An automobile manufacturer finds that 80,000 cars can be sold if each is priced at $12,000. However, the number sold increases by 24 for every$1 decrease in the price. The manufacturer has fixed costs of $45,000,000; in addition, it costs$5,500 to produce each car. How should the cars be priced to maximize profits?

I can do this by trial and error but I would like to know how to set up and do this problem the right way. Thanks.

2. Apr 28, 2004

Construate the function of profit(price of a car), what means find out how does the profit depend on the price. Then find the maximum of that function using derivatives.

3. Apr 28, 2004

### HallsofIvy

Staff Emeritus
"An automobile manufacturer finds that 80,000 cars can be sold if each is priced at $12,000. However, the number sold increases by 24 for every$1 decrease in the price."

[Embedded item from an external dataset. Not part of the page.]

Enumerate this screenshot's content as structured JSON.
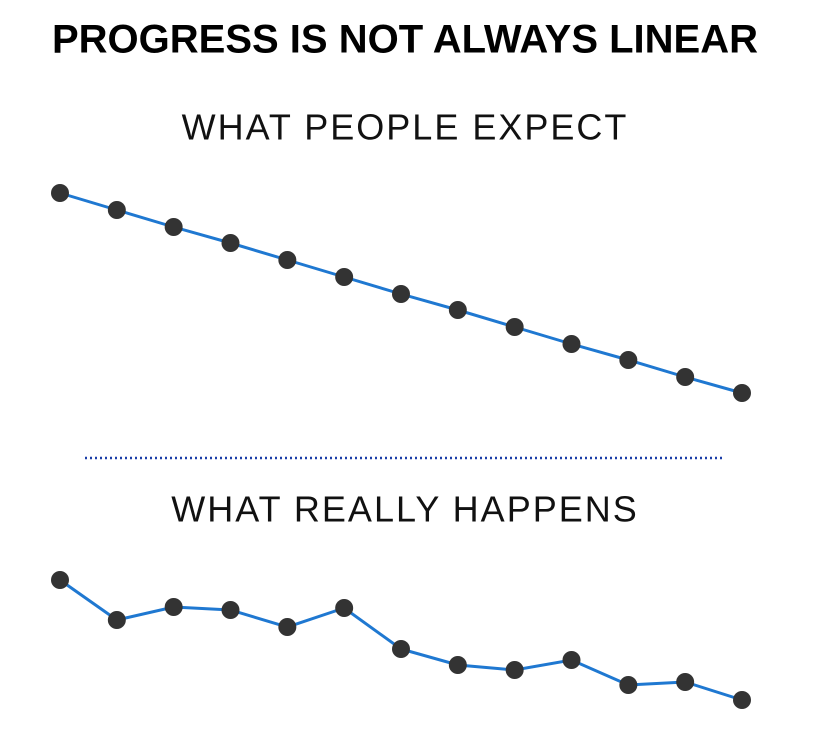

Think of this as y= mx+b where if x= 12000, y= 8000. Also "number sold increases --by 24 for every \$1 decrease in the price is the same as saying that the slope of the line is m= -24. y= -24x+ b so 8000= -24(12000)+ b. b= 8000+ 24(12000)= 296000.
That is: number sold= 296000- 24(price) or N= 296000-24p.

Of course, the total money brought in is just the number sold times the price:
Np or 296000p- 24p2.

From that, you have to deduct the 45000000 fixed costs and 5500 for each car: a total cost of 450000000+ 5500N= 450000000-5500(296000-24p).

The profit will be: income - cost or
profit= 296000p- 24p2-450000000-5500(296000-24p).

What value of p will make that a maximum?

(I can think of two ways of doing it: set the derivative equal to 0 or, since this is a quadratic, complete the square to find the vertex of the parabola. One of those should be familiar to you.)